The booth itself reflects a respect for and celebration of the artifacts of design, with an emphasis on rustic wooden textures and complementary accents, like a rusted vintage can or an Amish doily. The presentation is a perfect vehicle for the pastry, infusing the overall experience with a design sense that is carefully curated and subtly subversive. How else to describe vegan, plant-based moon pies artfully arranged and presented within crates formerly used to store ammunition? Like the iconic sixties image of a flower placed in the barrel of a gun, there is a playful poetry at work here. And it’s delicious to boot.

But of course the heart of the culinary experience that animates Drift and Porter is the duo themselves—their inexhaustible enthusiasm and breathless exuberance is as irresistible as their pastry. Every transaction either begins or ends (often both) in a hug. Their patrons aren’t simply customers; they’re friends, bonded over shared values and meals. “Getting to speak and express and connect—that’s the whole reason we’re doing this.”

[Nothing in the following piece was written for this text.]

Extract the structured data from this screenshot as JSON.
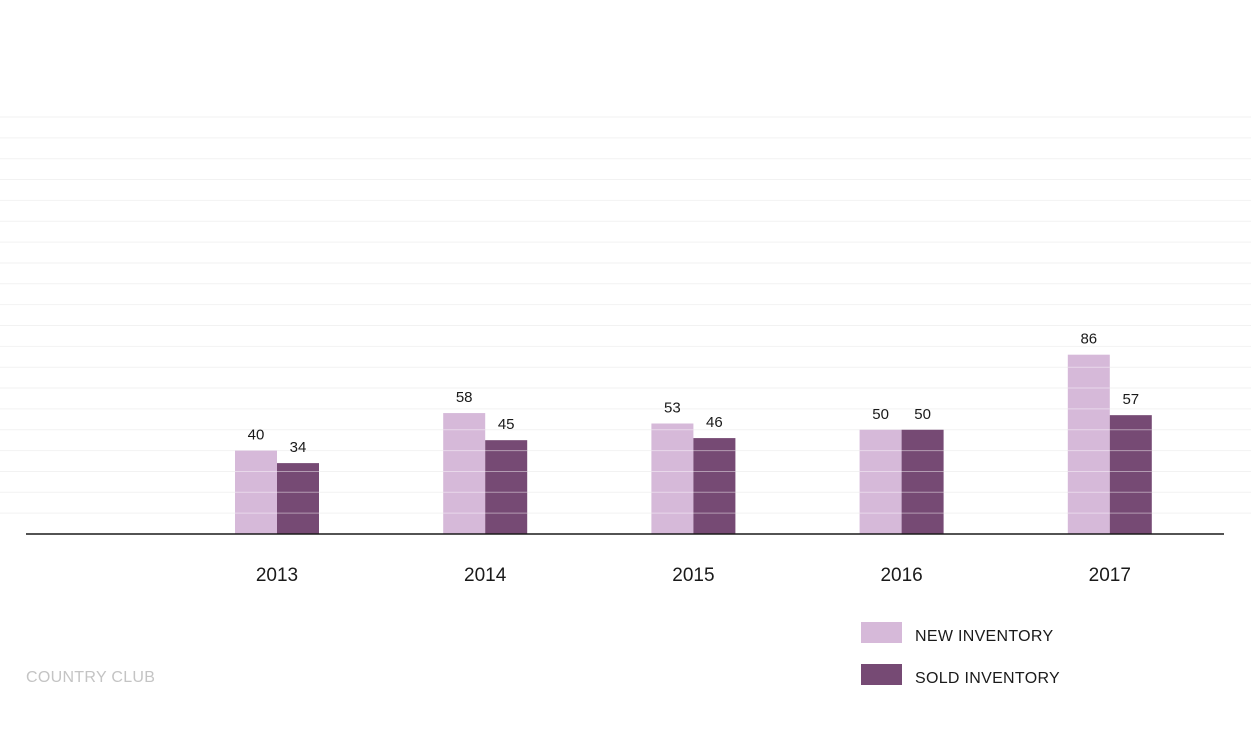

There’s an adage that constraints are conducive to creativity. Judging by the sheer bounty and variety in color, texture, and flavor created between these two plant-based, gluten-free producers, Planty Sweet and Drift and Porter give proof to that proverb. Accidental alchemists all, they are continually experimenting with the building blocks of baking to bring forward new inventions. Through the slow process of trial and error (and a lot of enjoyable edible “mistakes” along the way), they are not only formulating new ways to make old favorites, but creating entirely new food that on top of being healthier is environmentally more tenable.

Sipping on a steaming hot cup of Drift and Porter’s chicory latte with whipped coconut cream on a snowy Sunday morning can make a person philosophical. If you were given that mug without being told what it is, you might first think chai. And then, after a second sip, maybe hot chocolate. Because we have a habit of naming things to understand them. But I’d urge you to step back from that temptation. Simply close your eyes, and taste and smell and experience. Let these new creations come into their own, and begin to coin their own language, to be their own point of reference. Let the taste do the talking.

Find Planty Sweet at Zendo, Roastology, and Dig and Serve events.
Find Drift and Porter every Sunday at the Railyard Artisan Market in Santa Fe, and at surprise pop-ups.